Miguel s’allonge sur son lit. Il respire calmement. Il sue à grosses gouttes. Il enlève son débardeur et son jean et se retrouve en caleçon sur son lit. Une sensation d’apaisement envahit tout son corps, suivi de flashs rapides. Des visages apparaissent devant ses yeux, des couleurs, des formes. Puis, une sensation désagréable. Et Miguel perd connaissance.

*****
Lorsqu’il ouvre les yeux, Miguel est dans son lit, un fin drap blanc le recouvrant jusqu’au cou. A ses côtés, Enrique et Carmen. Sa sœur a les yeux rouges, gonflés par les larmes versées peu de temps avant. Elle lui tient la main.

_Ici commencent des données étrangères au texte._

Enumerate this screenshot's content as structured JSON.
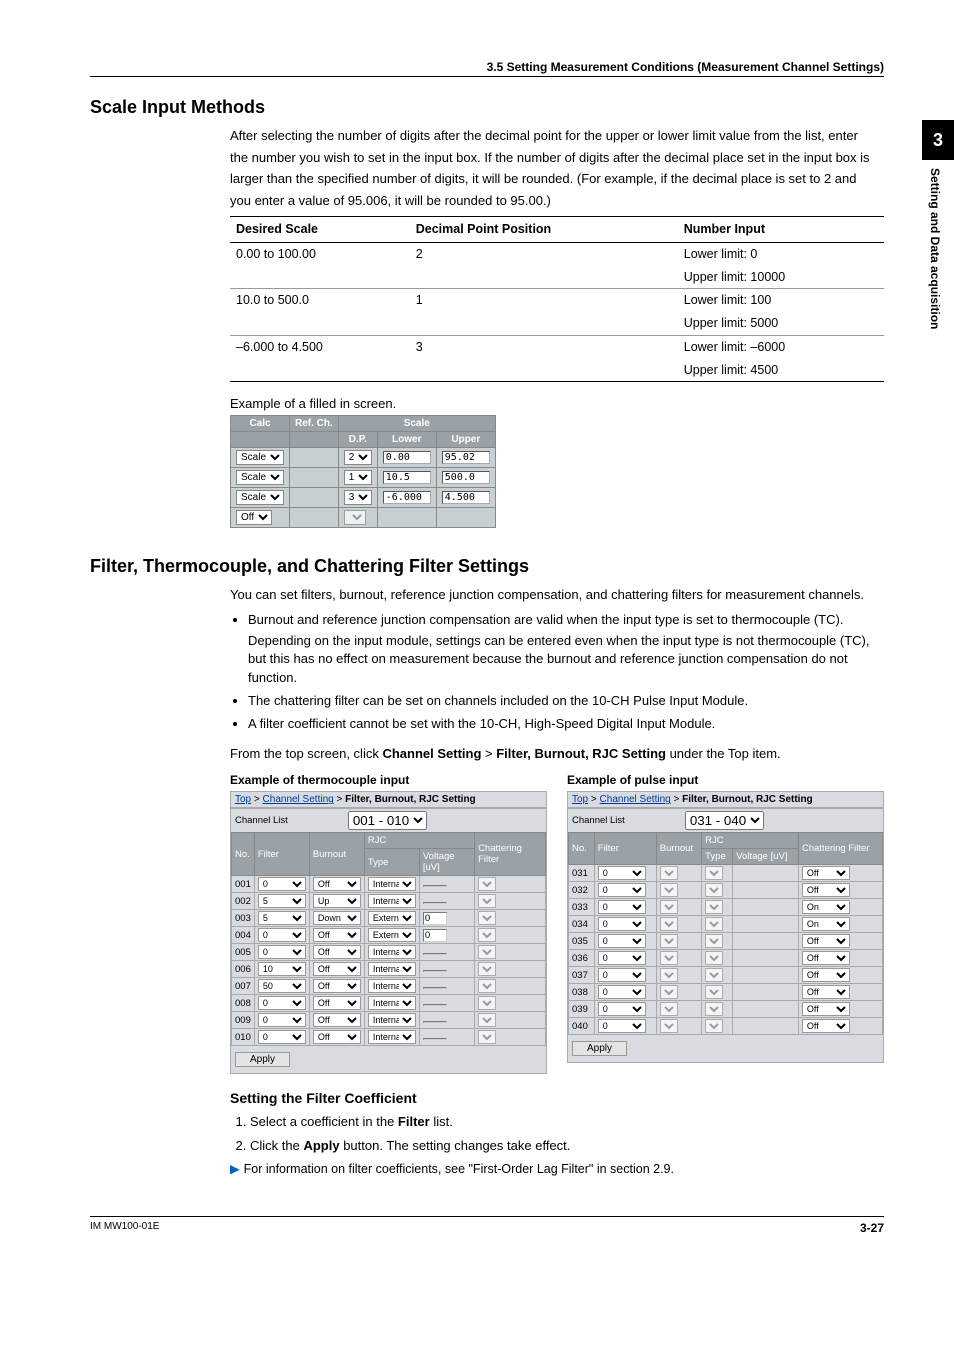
{
  "section_header": "3.5  Setting Measurement Conditions (Measurement Channel Settings)",
  "side_tab": {
    "num": "3",
    "text": "Setting and Data acquisition"
  },
  "h_scale": "Scale Input Methods",
  "scale_intro": [
    "After selecting the number of digits after the decimal point for the upper or lower limit value from the list, enter",
    "the number you wish to set in the input box. If the number of digits after the decimal place set in the input box is",
    "larger than the specified number of digits, it will be rounded. (For example, if the decimal place is set to 2 and",
    "you enter a value of 95.006, it will be rounded to 95.00.)"
  ],
  "scale_table": {
    "headers": [
      "Desired Scale",
      "Decimal Point Position",
      "Number Input"
    ],
    "rows": [
      {
        "scale": "0.00 to 100.00",
        "dp": "2",
        "lower": "Lower limit: 0",
        "upper": "Upper limit: 10000"
      },
      {
        "scale": "10.0 to 500.0",
        "dp": "1",
        "lower": "Lower limit: 100",
        "upper": "Upper limit: 5000"
      },
      {
        "scale": "–6.000 to 4.500",
        "dp": "3",
        "lower": "Lower limit: –6000",
        "upper": "Upper limit: 4500"
      }
    ]
  },
  "example_caption": "Example of a filled in screen.",
  "mini": {
    "cols": [
      "Calc",
      "Ref. Ch.",
      "Scale",
      "",
      ""
    ],
    "sub": [
      "",
      "",
      "D.P.",
      "Lower",
      "Upper"
    ],
    "rows": [
      {
        "calc": "Scale",
        "dp": "2",
        "lower": "0.00",
        "upper": "95.02"
      },
      {
        "calc": "Scale",
        "dp": "1",
        "lower": "10.5",
        "upper": "500.0"
      },
      {
        "calc": "Scale",
        "dp": "3",
        "lower": "-6.000",
        "upper": "4.500"
      },
      {
        "calc": "Off",
        "dp": "",
        "lower": "",
        "upper": ""
      }
    ]
  },
  "h_filter": "Filter, Thermocouple, and Chattering Filter Settings",
  "filter_intro": "You can set filters, burnout, reference junction compensation, and chattering filters for measurement channels.",
  "bullets": [
    {
      "main": "Burnout and reference junction compensation are valid when the input type is set to thermocouple (TC).",
      "sub": "Depending on the input module, settings can be entered even when the input type is not thermocouple (TC), but this has no effect on measurement because the burnout and reference junction compensation do not function."
    },
    {
      "main": "The chattering filter can be set on channels included on the 10-CH Pulse Input Module."
    },
    {
      "main": "A filter coefficient cannot be set with the 10-CH, High-Speed Digital Input Module."
    }
  ],
  "from_top": {
    "pre": "From the top screen, click ",
    "b1": "Channel Setting",
    "mid": " > ",
    "b2": "Filter, Burnout, RJC Setting",
    "post": " under the Top item."
  },
  "col_tc_title": "Example of thermocouple input",
  "col_pulse_title": "Example of pulse input",
  "breadcrumb": {
    "a1": "Top",
    "a2": "Channel Setting",
    "tail": "Filter, Burnout, RJC Setting"
  },
  "ch_list_label": "Channel List",
  "tc_range": "001 - 010",
  "pulse_range": "031 - 040",
  "ch_headers": {
    "no": "No.",
    "filter": "Filter",
    "burnout": "Burnout",
    "rjc": "RJC",
    "type": "Type",
    "voltage": "Voltage [uV]",
    "chat": "Chattering Filter"
  },
  "tc_rows": [
    {
      "no": "001",
      "filter": "0",
      "burnout": "Off",
      "type": "Internal",
      "volt": "",
      "chat": ""
    },
    {
      "no": "002",
      "filter": "5",
      "burnout": "Up",
      "type": "Internal",
      "volt": "",
      "chat": ""
    },
    {
      "no": "003",
      "filter": "5",
      "burnout": "Down",
      "type": "External",
      "volt": "0",
      "chat": ""
    },
    {
      "no": "004",
      "filter": "0",
      "burnout": "Off",
      "type": "External",
      "volt": "0",
      "chat": ""
    },
    {
      "no": "005",
      "filter": "0",
      "burnout": "Off",
      "type": "Internal",
      "volt": "",
      "chat": ""
    },
    {
      "no": "006",
      "filter": "10",
      "burnout": "Off",
      "type": "Internal",
      "volt": "",
      "chat": ""
    },
    {
      "no": "007",
      "filter": "50",
      "burnout": "Off",
      "type": "Internal",
      "volt": "",
      "chat": ""
    },
    {
      "no": "008",
      "filter": "0",
      "burnout": "Off",
      "type": "Internal",
      "volt": "",
      "chat": ""
    },
    {
      "no": "009",
      "filter": "0",
      "burnout": "Off",
      "type": "Internal",
      "volt": "",
      "chat": ""
    },
    {
      "no": "010",
      "filter": "0",
      "burnout": "Off",
      "type": "Internal",
      "volt": "",
      "chat": ""
    }
  ],
  "pulse_rows": [
    {
      "no": "031",
      "filter": "0",
      "chat": "Off"
    },
    {
      "no": "032",
      "filter": "0",
      "chat": "Off"
    },
    {
      "no": "033",
      "filter": "0",
      "chat": "On"
    },
    {
      "no": "034",
      "filter": "0",
      "chat": "On"
    },
    {
      "no": "035",
      "filter": "0",
      "chat": "Off"
    },
    {
      "no": "036",
      "filter": "0",
      "chat": "Off"
    },
    {
      "no": "037",
      "filter": "0",
      "chat": "Off"
    },
    {
      "no": "038",
      "filter": "0",
      "chat": "Off"
    },
    {
      "no": "039",
      "filter": "0",
      "chat": "Off"
    },
    {
      "no": "040",
      "filter": "0",
      "chat": "Off"
    }
  ],
  "apply_label": "Apply",
  "h_setting_fc": "Setting the Filter Coefficient",
  "steps": [
    {
      "pre": "Select a coefficient in the ",
      "b": "Filter",
      "post": " list."
    },
    {
      "pre": "Click the ",
      "b": "Apply",
      "post": " button. The setting changes take effect."
    }
  ],
  "note": "For information on filter coefficients, see \"First-Order Lag Filter\" in section 2.9.",
  "footer": {
    "left": "IM MW100-01E",
    "right": "3-27"
  }
}
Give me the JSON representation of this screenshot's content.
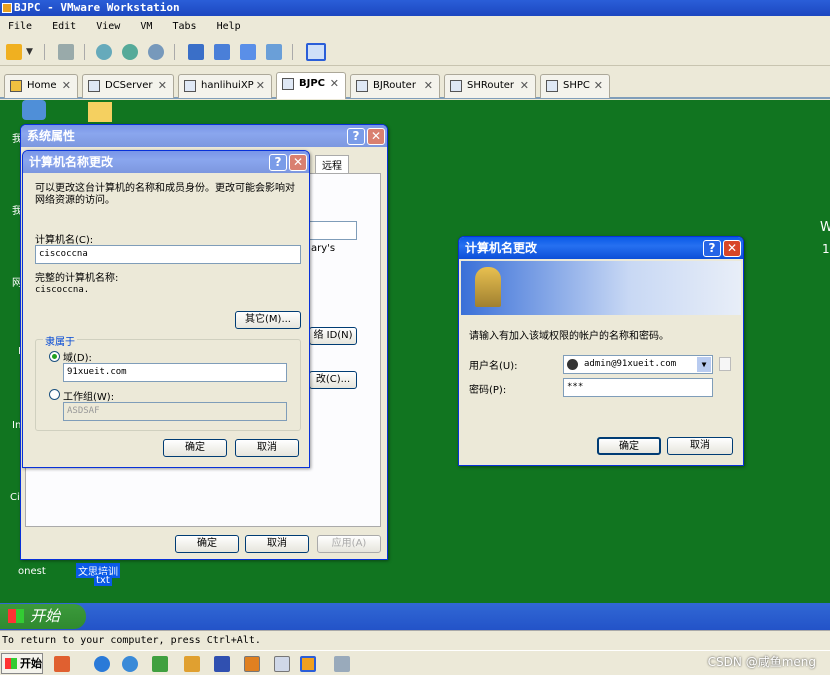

— Enrique, il se réveille, souffle Carmen.
— La princesse a bien dormi ? ricane Enrique.
— Que s’est-il passé ? grommelle Miguel.
— Il s’est passé que tu as fait la plus grosse connerie de ta vie, frérot ! Heureusement que Enrique t’a trouvé rapidement et que le médecin a pu t’aider. Sans lui, tu ne serais plus parmi nous. Mais qu’est-ce qui t’a pris de faire une chose aussi stupide ?
— Je voulais simplement me sentir bien, murmure Miguel.
— Te sentir bien ? Si tu ne vas pas bien, tu en parles avec nous ou avec d’autres personnes Tu racontes ce que tu as sur le cœur et tu te soulages. La drogue n’a jamais rien résolu. Tu le sais pourtant ! Et où as-tu trouvé ce truc, dit-elle en désignant la seringue du doigt.
— Je l’ai trouvé dans les affaires de Pedro, quand on s’est chargé de vider sa roulette après sa…, répond Miguel.

Carmen regarde son frère. Elle ne l’avait jamais vu aussi faible et désemparé. Elle n’a jamais vu son frère pleurer. A ses yeux, il était le plus grand, le plus fort, celui sur qui elle pourrait toujours compter. A cet instant, elle ne voyait pas son grand frère allongé dans un lit. Elle y voyait un enfant terrifié et perdu.
Elle pose sa tête contre le torse de son frère et entend le battement de son cœur. Heureusement, il bat encore. Une larme coule le long de sa joue.

— Tu sais Miguel, hier soir, on ne savait pas si tu allais survivre à la nuit. J’étais dehors, je tremblais comme une feuille et je versais toutes les larmes de mon cœur. J’ai levé les yeux au ciel et j’ai vu les étoiles. Je sais que tu crois qu’elles sont les âmes des morts qui nous protègent de là-haut. J’ai choisi une étoile éloignée mais bien plus brillante que toutes les autres. Et j’ai prié de toute mon âme qu’elle te protège et qu’elle te permette de survivre. Que tu restes avec moi pour que je puisse danser avec toi à mon mariage. Et tu es là. Tu sais Miguel, je pense que j’ai trouvé l’étoile qui te protège.

La respiration de Miguel s’est adoucie. Il dépose un baiser sur les cheveux de sa sœur et, pour la première fois de sa vie, il pleure.